The fraud created the market issue is not before us at this time. The district court explicitly based its ruling on our decision in Levinson. The mandate given us by the order of a prior panel of this court, granting permission to appeal, limits our review to application of the fraud on the market theory to a new issue of tax-exempt municipal bonds in a primary market. As in an earlier case in this Court “[t]his appeal is limited to the specific question certified by the district court and for which leave to appeal was granted by our court under 28 U.S.C. § 1292(b).” Herron v. Keene Corp., 751 F.2d 873, 874 (6th Cir.1985) (per curiam).

V.

To summarize:

We hold that the fraud on the market theory as articulated by us in Levinson does not give rise to a presumption of reliance in a case involving a new issue of tax-exempt municipal bonds in a primary market. We further hold that appellants were entitled to judgment as a matter of law on this issue. Failure to grant summary judgment on this issue was an abuse of discretion. In reaching our decision, we find it neither necessary nor appropriate to consider the sufficiency of appellees’ claims under a fraud created the market theory.

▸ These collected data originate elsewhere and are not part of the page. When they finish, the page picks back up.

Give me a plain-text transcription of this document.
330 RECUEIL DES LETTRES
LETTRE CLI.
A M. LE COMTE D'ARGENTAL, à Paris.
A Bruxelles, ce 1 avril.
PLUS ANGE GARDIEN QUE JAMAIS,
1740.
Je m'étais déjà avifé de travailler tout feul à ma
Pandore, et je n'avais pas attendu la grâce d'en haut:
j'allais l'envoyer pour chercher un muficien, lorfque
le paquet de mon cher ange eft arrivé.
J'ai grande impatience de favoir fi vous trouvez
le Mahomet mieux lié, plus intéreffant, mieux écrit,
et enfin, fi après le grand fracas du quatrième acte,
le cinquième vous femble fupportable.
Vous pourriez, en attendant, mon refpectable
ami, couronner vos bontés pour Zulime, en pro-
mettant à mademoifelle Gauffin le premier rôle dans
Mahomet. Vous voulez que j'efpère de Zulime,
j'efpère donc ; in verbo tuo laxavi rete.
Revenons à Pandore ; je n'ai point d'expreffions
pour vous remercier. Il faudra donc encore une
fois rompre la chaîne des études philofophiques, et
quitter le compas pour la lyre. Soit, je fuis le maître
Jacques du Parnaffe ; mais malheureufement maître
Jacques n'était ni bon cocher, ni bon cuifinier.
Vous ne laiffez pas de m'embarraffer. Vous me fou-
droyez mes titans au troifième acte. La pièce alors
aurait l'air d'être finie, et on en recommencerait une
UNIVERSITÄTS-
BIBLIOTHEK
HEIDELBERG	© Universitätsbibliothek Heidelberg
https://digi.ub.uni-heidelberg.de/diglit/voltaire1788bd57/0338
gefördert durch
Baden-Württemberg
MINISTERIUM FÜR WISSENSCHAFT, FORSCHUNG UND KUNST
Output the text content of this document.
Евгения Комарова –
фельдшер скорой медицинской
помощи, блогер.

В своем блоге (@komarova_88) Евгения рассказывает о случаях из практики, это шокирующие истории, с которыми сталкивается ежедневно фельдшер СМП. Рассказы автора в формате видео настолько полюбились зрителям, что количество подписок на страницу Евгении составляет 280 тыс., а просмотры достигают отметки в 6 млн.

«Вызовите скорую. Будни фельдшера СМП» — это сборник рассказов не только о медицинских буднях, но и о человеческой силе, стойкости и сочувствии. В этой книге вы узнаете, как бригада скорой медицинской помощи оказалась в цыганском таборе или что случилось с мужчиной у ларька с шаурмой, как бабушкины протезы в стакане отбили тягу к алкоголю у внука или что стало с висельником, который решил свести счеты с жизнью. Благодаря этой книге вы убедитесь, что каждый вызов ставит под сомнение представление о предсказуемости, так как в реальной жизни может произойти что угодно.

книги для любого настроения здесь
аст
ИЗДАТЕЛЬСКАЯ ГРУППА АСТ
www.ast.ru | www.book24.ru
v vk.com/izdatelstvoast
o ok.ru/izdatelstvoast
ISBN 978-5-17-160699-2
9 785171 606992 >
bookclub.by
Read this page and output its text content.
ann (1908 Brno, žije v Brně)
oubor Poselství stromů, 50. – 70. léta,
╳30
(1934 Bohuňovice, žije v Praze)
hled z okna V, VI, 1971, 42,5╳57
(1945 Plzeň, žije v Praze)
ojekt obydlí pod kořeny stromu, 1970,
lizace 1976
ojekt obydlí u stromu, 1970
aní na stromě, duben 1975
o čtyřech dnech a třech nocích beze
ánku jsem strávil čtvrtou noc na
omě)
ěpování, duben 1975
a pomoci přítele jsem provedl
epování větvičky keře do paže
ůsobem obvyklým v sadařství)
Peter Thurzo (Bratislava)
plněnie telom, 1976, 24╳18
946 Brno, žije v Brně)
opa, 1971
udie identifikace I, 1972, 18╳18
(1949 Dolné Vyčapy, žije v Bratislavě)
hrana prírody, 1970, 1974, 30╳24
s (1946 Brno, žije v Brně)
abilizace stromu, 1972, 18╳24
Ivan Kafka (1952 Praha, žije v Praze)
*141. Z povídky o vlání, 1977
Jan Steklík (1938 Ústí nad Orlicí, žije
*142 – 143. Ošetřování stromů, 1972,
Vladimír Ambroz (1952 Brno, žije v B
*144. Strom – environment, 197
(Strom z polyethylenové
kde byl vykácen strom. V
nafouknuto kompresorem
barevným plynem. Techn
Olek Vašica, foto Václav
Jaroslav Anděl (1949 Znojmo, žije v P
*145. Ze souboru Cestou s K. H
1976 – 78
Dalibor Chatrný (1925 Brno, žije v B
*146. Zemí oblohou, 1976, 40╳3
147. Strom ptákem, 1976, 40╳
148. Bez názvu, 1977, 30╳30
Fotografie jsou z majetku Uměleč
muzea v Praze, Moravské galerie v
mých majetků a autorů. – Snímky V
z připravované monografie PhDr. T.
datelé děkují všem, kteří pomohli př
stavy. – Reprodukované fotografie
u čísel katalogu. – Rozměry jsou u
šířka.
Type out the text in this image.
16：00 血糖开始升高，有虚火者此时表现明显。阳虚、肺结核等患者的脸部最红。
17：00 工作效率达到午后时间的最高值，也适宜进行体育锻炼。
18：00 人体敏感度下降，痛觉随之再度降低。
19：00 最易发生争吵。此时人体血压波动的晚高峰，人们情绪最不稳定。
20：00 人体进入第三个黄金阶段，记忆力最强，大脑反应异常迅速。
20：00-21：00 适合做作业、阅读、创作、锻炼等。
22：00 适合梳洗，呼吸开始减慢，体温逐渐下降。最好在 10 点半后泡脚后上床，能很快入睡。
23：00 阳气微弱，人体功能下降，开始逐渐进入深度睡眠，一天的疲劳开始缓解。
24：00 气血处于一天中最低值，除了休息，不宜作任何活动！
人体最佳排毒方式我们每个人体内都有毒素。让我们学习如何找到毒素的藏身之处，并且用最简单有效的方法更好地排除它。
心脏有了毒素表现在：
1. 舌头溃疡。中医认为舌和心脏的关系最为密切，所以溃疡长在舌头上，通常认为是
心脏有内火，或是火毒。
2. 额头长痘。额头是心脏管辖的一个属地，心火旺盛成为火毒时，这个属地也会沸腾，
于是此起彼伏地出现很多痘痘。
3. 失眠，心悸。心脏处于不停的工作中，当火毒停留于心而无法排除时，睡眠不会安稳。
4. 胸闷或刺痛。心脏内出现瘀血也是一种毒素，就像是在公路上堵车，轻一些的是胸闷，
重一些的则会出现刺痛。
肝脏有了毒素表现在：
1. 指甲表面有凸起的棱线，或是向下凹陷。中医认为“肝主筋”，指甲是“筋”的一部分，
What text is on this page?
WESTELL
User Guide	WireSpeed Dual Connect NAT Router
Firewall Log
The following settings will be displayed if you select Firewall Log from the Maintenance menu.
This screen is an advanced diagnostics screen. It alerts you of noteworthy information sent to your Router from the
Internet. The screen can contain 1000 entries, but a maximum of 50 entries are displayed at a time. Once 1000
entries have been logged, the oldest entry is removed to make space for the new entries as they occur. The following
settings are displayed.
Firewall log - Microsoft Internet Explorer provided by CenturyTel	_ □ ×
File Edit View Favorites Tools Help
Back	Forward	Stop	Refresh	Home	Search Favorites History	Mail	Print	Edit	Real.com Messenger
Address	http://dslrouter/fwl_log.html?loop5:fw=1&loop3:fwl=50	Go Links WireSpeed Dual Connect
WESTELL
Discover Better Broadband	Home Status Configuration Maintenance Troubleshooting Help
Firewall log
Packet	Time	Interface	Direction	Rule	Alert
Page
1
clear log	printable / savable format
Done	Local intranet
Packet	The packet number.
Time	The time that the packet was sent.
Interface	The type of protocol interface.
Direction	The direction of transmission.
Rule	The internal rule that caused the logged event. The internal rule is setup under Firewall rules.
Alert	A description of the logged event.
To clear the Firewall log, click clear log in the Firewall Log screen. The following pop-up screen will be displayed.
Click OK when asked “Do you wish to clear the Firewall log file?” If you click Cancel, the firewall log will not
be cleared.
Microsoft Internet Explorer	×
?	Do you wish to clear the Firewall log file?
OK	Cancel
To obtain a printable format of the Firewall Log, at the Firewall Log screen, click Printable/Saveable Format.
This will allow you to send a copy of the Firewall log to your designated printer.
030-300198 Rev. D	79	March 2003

The order of the district court is reversed and the case is remanded for proceedings consistent with this opinion.






Concurrence in Part

RALPH B. GUY, Jr., Circuit Judge,

concurring in part and dissenting in part.

I have absolutely no quarrel with the court's conclusion that a “fraud on the market” theory is not applicable to this case. However, I think the parties have asked, and the district judge has certified, a different question for resolution. I believe the question before us is whether this circuit will recognize a “fraud created the market” theory. I would join with the courts that have recognized such a theory1 and remand this case for further proceedings so that the necessary facts can be *201developed to determine whether a “fraud created the market” theory would be applicable here.

. See, e.g., Ross v. Bank South, N.A., 885 F.2d 723 (11th Cir.1989) (en banc); T.J. Raney & Sons, Inc. v. Fort Cobb, Oklahoma Irrigation Fuel Authority, 717 F.2d 1330 (10th Cir.1983); cert. denied, 465 U.S. 1026, 104 S.Ct. 1285, 79 L.Ed.2d 687 (1984); Shores v. Sklar, 647 F.2d 462 (5th Cir.1981) (en banc); cert. denied, 459 U.S. 1102, 103 S.Ct. 722, 74 L.Ed.2d 949 (1983); Stinson v. Van Valley Dev. Corp., 719 F.Supp. 362 (E.D.Pa.1989), aff’d, 897 F.2d 524 (3d Cir.1990) (table).